North Georgia Canopy Tours hopes to build the second canopy tour in the state on 135 acres near Lula.
The company received approval from the Hall County Planning Commission on Sept. 21 and will go before the Hall County Board of Commissioners on Thursday for the final decision on the project.
Kirk and Leah Watkins of North Georgia Canopy Tours said they got the idea to build zip lines on their Lula property after they did a canopy tour in Costa Rica, where the activity is more popular than in the U.S.
“It will bring something new and exciting; it will bring adventure,” Leah Watkins said. “It’s an educational experience along with an outdoor adventure.”
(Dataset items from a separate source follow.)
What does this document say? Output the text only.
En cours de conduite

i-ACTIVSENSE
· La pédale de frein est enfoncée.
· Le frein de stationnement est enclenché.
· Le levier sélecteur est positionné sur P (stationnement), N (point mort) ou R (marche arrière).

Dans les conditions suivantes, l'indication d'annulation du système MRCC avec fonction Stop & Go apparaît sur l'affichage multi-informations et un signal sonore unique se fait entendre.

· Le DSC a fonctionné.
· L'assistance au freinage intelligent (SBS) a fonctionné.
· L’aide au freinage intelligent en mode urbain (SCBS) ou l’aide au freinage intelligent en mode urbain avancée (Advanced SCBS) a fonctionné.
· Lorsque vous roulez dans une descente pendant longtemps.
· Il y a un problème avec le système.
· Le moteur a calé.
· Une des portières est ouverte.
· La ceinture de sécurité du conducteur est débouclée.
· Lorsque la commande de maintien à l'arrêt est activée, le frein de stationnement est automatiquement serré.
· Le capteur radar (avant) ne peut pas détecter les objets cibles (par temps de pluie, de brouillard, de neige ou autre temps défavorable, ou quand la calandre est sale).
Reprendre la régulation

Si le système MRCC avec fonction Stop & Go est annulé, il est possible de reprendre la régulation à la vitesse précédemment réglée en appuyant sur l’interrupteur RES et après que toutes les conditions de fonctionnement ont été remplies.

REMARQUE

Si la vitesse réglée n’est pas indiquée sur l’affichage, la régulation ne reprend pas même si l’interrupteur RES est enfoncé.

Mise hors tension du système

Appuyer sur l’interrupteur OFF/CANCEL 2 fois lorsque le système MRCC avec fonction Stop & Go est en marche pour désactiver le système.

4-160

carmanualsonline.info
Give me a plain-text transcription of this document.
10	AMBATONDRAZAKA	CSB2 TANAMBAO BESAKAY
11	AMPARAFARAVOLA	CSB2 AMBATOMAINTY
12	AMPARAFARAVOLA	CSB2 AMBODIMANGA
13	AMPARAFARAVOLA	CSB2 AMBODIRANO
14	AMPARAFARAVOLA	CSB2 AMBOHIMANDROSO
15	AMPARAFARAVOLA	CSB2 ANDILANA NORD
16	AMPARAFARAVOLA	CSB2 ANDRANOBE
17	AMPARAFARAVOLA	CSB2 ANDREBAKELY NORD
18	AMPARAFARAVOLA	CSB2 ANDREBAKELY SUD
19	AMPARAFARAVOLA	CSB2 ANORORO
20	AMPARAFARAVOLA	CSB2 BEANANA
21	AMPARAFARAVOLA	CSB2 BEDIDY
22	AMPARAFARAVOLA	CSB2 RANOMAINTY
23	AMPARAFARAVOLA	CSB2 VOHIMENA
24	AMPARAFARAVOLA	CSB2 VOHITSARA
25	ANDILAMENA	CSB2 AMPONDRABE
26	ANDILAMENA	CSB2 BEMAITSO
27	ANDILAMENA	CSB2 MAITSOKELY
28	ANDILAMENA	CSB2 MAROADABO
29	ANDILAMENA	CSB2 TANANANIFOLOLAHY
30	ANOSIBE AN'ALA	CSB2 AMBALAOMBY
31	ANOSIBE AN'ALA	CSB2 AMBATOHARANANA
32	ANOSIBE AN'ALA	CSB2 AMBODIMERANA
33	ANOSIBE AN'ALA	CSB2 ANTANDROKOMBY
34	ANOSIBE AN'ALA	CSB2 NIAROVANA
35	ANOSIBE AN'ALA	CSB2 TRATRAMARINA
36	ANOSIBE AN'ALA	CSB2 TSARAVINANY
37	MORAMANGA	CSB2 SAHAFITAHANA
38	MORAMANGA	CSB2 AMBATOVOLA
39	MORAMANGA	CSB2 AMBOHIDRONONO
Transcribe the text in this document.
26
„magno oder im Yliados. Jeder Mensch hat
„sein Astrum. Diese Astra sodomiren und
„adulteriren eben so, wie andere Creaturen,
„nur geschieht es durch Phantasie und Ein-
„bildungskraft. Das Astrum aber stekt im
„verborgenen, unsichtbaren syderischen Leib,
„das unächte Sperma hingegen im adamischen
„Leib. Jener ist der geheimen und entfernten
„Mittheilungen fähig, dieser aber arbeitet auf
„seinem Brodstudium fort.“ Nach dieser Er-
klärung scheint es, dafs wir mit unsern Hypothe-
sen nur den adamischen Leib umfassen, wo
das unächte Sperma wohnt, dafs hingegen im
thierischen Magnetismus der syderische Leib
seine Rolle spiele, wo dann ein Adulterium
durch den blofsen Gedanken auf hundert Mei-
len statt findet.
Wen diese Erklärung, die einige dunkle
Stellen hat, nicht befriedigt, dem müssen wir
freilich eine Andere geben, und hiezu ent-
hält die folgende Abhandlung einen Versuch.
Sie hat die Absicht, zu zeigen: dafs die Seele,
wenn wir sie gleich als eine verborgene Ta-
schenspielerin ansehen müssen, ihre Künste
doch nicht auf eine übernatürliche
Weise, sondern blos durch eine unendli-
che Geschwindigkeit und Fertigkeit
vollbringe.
The canopy tour will focus on both the adventure aspect of zipping through the forest as well as appreciating the surroundings.
“We plan to educate people not only on the trees and flowers and the wildlife that’s around but also the history of the area,” Leah Watkins said.
The canopy tour will be designed by Bonsai-Design, a company that has built courses across the country. The course will closely mirror the Hocking Hills tour in Ohio, designed by Bonsai-Designs.
Stacey Dickson, president of the Lake Lanier Convention and Visitors Bureau, said she anticipates the tour will become a major attraction.
“We’re really excited,” Dickson said. “It’s going to be a great draw.”
Dickson said having an outdoor activity in North Hall will not bring tourists to an area with few other attractions. “It will maintain the beauty of the area and it’s minimally invasive,” Dickson said. “It’s the best of both worlds.”
There are currently 25 canopy tours in the U.S., Kirk Watson said.
Carolyn Allison, a spokeswoman for Nantahala Gorge Canopy Tours in North Carolina, said she has seen business skyrocket since opening this summer.
“It has knocked our socks off,” Allison said. “We were just overwhelmed by the enthusiasm and the interest.”
Allison said her company has been in the white water rafting business for more than 20 years and has seen interest in rafting wane as canopy tours have become the trend in outdoor adventures over the last five years.
“There are quite a number of them here in North Carolina,” Allison said. “I’m surprised there aren’t more in Georgia.”
Kirk Watson said they plan to open North Georgia Canopy Tours in April pending approval Thursday by the Hall County Board of Commissioners.